Prior to coming to Harvard in 2009, Murray served as principal associate director for science and technology at Lawrence Livermore National Laboratory in Livermore, California, where she led 3,500 employees in providing core science and technology support for Lawrence Livermore’s major programs.

Before joining Lawrence Livermore in 2004, Murray had a long and distinguished career at the famed Bell Laboratories, home to creative researchers who went on to win numerous Nobel Prizes, garner tens of thousands of patents, and invent revolutionary technologies such as the laser and the transistor. She was hired into Bell in 1978 as a staff scientist, marking the beginning of a career that culminated in her position as senior vice president for physical sciences and wireless research.

Murray was elected to the National Academy of Sciences in 1999, to the American Academy of Arts and Sciences in 2001, and to the National Academy of Engineering in 2002. She has served on more than 80 national and international scientific advisory committees, governing boards, and National Research Council (NRC) panels, including chairing the Division of Engineering and Physical Science of the NRC, and serving on the visiting committee for Harvard’s Department of Physics from 1993 to 2004.

A celebrated experimentalist, Murray is well-known for her scientific accomplishments using light scattering, an experimental technique where photons are fired at a target of interest. Scientists can then gather insights into surface physics and photonic behavior by analyzing the spray of photons in various directions from such collisions.

She is also a leader in the study of soft condensed matter and complex fluids, hybrid materials that show properties of different phases of matter. The control of suspensions, foams, and emulsions has application for the development of everything from novel drug delivery systems to “lab-on-a-chip” devices.

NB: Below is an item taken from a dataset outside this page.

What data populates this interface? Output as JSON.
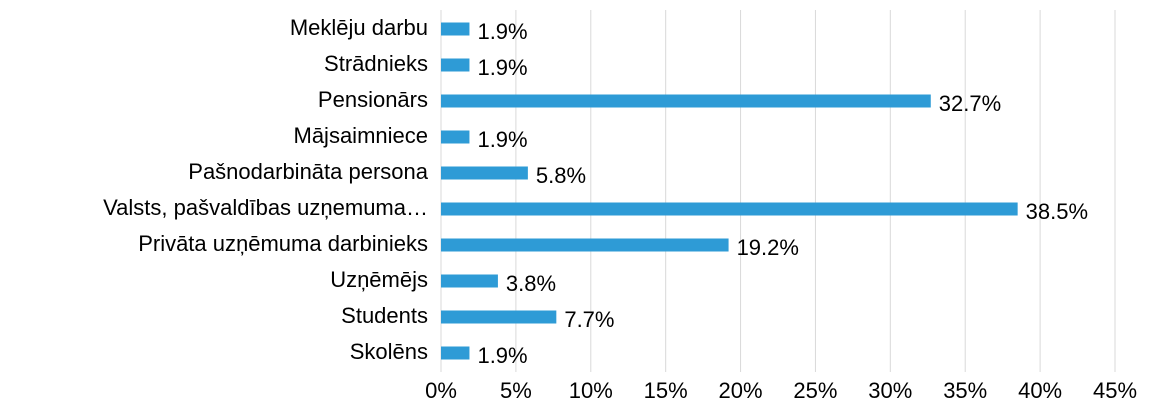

Among other diverse topics in condensed matter physics, Murray has studied semiconductors’ optical phenomena, nanostructures, phase transitions, and controlled self-assembly of optical materials — all critical for the advancement of quantum optics, engineered semiconductors, and tools such as optical tweezers.

Born in Fort Riley, Kansas, and the daughter of a diplomat, Murray lived in the United States, Japan, Pakistan, South Korea, and Indonesia as a child. She received her B.S. in 1973 and her Ph.D. in physics in 1978 from the Massachusetts Institute of Technology. She has published more than 70 papers in peer-reviewed journals and holds two patents in near-field optical data storage and optical display technology.

In 1989, Murray won the APS’s Maria Goeppert-Mayer Award for outstanding achievement by a woman physicist in the early years of her career, and in 2005 she was awarded APS’s George E. Pake Prize in recognition of outstanding work combining original research accomplishments with leadership and development in industry. In 2002, “Discover Magazine” named her one of the “50 Most Important Women in Science.” In 2014, she was selected by the American Association for the Advancement of Science to deliver the William D. Carey Lecture recognizing leadership in articulating public policy issues.

Graves Hall is located at 263 College Ave., between 10th and 12th streets.  The Maas Center is located at 264 Columbia Ave., on Columbia Avenue at 11 Street.